For anyone starting out trading the forex market, managing your trading can be a daunting task. Everything else seems to take priority over proven evaluation techniques. Learning the currency pairs and the myriad of technical indicators can at first be all encompassing, but building a solid market evaluation approach will allow you to maintain the big picture necessary for successful forex trading.
It all begins with a trading plan. Your forex trading plan should be your hard and fast guide to trade execution. Your trading plan should reflect your trading philosophy and style. Your plan should also contain key forex market evaluation strategies. Below are some currency market evaluation rules that can be embedded into your forex trading plan.
1. Price Action
In the end it is all about the price. Take a look at the current price behavior. Determine if the market is oversold or overbought. Are there any signals indicating a reversal, continuation or retracement? Where are the areas of support and resistance?
2. Market Condition
Access the overall market conditions. Look at both long and short term views. Access if the market is range bound or trending. Look deep into the market using multiple time frames in your technical analysis to determine if the currency pairs are trending short term in a long term range bound market or vice versa.

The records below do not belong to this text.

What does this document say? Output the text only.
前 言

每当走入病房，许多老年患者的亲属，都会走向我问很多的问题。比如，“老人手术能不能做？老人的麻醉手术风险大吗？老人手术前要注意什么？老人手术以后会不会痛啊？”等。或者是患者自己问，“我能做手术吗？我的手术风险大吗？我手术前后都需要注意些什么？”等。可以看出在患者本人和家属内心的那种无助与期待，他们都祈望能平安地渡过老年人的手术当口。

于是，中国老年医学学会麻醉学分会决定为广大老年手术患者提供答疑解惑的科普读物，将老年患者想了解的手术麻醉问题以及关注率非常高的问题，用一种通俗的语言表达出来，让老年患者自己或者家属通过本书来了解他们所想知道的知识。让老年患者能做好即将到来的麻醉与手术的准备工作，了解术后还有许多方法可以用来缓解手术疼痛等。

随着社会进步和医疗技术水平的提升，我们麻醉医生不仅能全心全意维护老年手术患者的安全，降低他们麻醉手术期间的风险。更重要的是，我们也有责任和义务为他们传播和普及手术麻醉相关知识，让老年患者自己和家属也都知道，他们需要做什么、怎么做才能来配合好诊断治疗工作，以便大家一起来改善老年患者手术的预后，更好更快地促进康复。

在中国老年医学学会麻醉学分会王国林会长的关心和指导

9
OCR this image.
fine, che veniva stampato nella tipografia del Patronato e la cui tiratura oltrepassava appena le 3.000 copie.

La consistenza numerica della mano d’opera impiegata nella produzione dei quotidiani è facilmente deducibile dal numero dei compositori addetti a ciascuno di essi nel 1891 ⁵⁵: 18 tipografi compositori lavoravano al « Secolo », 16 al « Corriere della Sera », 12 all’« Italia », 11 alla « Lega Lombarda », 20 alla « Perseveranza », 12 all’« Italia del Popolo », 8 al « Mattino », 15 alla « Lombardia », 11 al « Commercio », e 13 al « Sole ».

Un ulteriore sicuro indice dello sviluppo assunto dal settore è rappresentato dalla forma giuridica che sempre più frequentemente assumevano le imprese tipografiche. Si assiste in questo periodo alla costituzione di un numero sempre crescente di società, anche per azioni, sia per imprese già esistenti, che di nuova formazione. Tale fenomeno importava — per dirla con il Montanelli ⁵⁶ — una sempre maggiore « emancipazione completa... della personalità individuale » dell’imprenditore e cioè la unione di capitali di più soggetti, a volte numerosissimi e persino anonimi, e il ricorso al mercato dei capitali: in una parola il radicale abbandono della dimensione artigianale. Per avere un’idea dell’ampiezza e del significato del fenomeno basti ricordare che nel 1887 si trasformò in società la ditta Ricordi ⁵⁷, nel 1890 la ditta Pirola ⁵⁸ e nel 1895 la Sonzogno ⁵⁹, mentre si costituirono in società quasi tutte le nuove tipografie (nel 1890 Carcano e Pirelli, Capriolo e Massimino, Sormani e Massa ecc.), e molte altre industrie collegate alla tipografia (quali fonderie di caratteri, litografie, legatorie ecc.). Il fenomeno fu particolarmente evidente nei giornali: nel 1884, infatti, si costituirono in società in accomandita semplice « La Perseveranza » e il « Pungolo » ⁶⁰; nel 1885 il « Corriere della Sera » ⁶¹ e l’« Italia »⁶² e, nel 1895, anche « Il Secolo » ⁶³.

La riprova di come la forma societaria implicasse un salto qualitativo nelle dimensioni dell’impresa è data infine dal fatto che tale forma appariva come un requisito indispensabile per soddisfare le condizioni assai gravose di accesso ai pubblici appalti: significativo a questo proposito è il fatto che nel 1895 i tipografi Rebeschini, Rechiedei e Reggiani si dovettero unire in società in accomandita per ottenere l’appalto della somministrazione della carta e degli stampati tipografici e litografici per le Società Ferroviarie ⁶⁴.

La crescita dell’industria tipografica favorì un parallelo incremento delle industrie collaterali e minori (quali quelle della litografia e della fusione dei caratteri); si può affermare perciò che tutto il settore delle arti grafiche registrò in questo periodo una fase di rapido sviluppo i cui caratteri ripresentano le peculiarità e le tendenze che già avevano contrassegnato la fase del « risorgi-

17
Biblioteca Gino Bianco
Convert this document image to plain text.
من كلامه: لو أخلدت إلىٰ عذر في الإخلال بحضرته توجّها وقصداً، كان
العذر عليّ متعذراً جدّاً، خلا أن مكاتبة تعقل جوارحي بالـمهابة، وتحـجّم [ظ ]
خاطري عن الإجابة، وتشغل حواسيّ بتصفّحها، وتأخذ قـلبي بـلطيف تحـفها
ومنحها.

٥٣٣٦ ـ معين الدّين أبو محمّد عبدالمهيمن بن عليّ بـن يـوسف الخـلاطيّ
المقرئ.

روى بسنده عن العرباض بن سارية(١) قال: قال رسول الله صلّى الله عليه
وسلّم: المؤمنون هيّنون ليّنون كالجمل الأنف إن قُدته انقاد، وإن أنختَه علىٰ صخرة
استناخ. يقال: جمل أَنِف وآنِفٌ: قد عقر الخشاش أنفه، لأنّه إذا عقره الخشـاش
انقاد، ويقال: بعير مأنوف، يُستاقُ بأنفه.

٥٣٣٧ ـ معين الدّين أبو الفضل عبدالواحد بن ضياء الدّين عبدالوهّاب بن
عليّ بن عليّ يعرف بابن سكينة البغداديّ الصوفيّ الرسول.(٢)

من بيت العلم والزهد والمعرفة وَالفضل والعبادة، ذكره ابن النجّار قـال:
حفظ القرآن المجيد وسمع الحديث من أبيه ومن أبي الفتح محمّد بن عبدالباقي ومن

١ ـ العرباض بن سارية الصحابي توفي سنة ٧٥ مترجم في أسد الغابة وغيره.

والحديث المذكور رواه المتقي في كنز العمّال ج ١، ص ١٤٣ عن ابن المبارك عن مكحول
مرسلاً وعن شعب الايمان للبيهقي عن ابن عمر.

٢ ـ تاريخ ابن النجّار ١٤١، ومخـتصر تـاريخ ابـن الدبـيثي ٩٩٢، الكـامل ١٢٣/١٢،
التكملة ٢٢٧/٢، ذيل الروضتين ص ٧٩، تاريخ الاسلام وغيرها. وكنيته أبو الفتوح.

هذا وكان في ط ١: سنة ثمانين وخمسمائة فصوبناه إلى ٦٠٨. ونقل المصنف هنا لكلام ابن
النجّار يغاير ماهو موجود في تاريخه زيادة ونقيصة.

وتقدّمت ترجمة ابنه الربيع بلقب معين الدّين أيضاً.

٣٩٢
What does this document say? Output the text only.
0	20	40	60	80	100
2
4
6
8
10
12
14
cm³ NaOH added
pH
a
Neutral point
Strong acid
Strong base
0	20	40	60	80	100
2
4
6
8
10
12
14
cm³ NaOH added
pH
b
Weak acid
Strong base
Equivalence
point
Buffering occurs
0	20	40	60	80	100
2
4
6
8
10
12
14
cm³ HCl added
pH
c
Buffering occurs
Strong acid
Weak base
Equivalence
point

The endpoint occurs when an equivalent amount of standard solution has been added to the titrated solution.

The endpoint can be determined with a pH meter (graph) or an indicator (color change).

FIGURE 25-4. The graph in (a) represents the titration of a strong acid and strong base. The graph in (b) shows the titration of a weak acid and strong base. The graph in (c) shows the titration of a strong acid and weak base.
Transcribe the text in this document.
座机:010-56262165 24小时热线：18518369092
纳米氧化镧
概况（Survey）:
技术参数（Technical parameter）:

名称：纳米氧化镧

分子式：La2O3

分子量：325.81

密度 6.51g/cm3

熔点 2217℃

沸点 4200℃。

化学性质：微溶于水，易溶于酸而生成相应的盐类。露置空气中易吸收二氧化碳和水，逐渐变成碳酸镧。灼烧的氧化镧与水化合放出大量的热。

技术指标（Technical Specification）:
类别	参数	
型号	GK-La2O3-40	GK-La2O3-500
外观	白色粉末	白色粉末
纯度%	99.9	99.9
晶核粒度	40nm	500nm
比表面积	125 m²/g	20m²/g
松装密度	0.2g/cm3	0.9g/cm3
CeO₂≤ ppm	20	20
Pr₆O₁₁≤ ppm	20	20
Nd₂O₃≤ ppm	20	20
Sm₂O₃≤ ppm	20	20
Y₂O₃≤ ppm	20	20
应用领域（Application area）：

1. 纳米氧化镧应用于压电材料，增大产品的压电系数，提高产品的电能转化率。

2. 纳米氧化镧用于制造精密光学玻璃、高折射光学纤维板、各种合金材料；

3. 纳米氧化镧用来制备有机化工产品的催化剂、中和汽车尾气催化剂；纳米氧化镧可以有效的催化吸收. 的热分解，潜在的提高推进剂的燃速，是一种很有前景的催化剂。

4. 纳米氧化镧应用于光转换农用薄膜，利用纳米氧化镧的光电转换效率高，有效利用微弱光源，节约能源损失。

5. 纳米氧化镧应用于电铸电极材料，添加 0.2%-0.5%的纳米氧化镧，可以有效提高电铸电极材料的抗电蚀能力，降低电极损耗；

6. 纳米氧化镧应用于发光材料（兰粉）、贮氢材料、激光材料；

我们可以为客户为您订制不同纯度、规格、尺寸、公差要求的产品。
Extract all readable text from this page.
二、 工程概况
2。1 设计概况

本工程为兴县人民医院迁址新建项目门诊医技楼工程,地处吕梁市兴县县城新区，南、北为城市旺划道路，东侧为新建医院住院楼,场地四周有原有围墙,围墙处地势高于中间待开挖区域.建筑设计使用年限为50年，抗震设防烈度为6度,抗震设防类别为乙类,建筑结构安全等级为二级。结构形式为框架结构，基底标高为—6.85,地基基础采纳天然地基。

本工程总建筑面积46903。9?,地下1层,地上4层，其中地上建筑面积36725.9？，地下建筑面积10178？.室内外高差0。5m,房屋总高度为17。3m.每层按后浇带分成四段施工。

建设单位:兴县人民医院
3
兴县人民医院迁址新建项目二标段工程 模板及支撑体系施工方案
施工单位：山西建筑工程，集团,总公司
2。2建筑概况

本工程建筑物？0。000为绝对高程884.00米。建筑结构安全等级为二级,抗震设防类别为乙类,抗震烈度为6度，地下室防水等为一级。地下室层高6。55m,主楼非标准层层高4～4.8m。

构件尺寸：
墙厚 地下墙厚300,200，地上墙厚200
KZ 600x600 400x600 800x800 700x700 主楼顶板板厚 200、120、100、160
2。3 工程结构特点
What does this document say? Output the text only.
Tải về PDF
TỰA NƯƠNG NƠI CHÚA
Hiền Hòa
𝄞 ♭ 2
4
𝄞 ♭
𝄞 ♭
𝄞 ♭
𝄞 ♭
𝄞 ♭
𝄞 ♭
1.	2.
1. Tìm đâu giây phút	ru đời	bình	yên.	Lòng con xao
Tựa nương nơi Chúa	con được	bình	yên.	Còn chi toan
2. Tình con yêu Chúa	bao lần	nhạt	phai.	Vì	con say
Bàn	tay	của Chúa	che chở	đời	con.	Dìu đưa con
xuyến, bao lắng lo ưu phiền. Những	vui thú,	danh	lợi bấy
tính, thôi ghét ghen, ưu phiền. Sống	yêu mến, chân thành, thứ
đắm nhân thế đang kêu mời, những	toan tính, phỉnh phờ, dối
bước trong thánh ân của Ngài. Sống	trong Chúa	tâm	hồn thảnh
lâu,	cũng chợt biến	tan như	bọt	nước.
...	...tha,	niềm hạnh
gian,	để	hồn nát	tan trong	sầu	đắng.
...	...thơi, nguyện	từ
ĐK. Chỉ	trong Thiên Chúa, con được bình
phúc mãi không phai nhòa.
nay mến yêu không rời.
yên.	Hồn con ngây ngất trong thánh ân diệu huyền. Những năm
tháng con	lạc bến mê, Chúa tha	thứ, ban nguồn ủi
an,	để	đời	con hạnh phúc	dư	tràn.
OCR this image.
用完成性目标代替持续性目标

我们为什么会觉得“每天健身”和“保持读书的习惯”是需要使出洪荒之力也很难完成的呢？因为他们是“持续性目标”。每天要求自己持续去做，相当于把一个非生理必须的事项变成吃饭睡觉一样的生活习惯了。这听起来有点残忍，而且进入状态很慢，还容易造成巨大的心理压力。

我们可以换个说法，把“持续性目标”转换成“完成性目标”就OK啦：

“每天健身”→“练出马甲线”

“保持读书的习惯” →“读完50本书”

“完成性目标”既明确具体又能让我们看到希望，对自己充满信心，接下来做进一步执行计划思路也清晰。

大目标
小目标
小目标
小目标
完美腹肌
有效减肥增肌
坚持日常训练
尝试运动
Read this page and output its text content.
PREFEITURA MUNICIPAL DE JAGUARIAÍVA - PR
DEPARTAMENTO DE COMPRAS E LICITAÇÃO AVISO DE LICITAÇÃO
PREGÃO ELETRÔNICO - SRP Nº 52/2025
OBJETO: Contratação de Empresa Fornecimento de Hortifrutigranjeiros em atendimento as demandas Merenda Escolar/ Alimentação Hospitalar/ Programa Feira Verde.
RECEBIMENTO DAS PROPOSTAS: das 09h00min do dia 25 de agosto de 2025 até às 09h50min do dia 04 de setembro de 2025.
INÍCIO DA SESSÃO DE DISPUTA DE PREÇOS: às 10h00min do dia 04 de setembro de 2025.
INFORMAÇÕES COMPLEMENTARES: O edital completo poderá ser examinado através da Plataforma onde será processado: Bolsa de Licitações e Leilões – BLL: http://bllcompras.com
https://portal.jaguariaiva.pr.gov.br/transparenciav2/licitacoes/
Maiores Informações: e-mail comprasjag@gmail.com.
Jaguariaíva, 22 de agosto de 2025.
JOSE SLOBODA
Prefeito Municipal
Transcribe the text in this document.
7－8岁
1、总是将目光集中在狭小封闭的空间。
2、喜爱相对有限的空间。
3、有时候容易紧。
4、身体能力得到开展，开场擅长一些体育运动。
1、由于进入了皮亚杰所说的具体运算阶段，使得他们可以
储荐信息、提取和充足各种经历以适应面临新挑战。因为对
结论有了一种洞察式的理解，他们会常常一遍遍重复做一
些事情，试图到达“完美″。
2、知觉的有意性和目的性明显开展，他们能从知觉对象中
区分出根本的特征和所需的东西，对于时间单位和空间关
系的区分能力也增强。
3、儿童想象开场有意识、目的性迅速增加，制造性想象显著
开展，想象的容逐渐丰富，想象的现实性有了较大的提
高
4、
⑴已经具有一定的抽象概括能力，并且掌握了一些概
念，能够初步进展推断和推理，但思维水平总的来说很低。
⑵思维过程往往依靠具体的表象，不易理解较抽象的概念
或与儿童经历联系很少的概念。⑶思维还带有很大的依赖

Stay current with the news and geo-political events. Technical analysis is the direction and the news can be the catalyst. Get comfortable with the principals of that Italian mathematician named Fibonacci.
3. Price Target
Determine what your price target is for the respective ranges and time frames. Patiently time your trade executions. You will be rewarded. Use your price action evaluation and market conditions to determine your price target.
Ask yourself if it makes sense and look for reasons NOT to enter a trade. When you cannot find those reasons then it is onto trade execution to determine reward-risk ratios and stop losses!
4. Stop Loss
Determine the criteria for stopping the trade on both profit and loss side. Decide upon both technical and fundamental stops. No one is correct 100% of the time, in fact when we trade leveraged instruments like currencies we can be profitable with less than a 50-50 win-loss ratio when we have excellent money management skills.
If you trade without a stop-loss then your forex experience will be a short-term activity!
Anyone can enter a trade, but it is the truly skilled forex trader that knows when to exit the trade. On the profit side, as well as the loss side!
5. Risk Management
Determine how much capital you are going to risk in a given trade. This is critical. You have performed all your evaluation and your exact risk should be a known quantity.
You should also have a minimum reward to risk ratio established in order to limit your losing trades while giving the best odds for the trade to be profitable. This risk to reward ration should be determined by your trading style and time frames used.
Finally, talk the trade through with your trading group or out loud if you are alone. Trust me; you will not be the first forex trader to talk to yourself. Being able to talk through a trade will reinforced the positive aspects of the trade and confirms that your trade will be executed in accordance with your trading plan.
Then it is time to celebrate, because even if the trade does not go your way you had solid execution. You had a losing trade and not a bad trade. That is the difference between successful and non-successful traders. The law of averages will eventually reward you.
If forex is your path to financial freedom, then it should be your business as well. Developing a solid business (trading) plan and market evaluation approach will be your foundation for success in the forex market.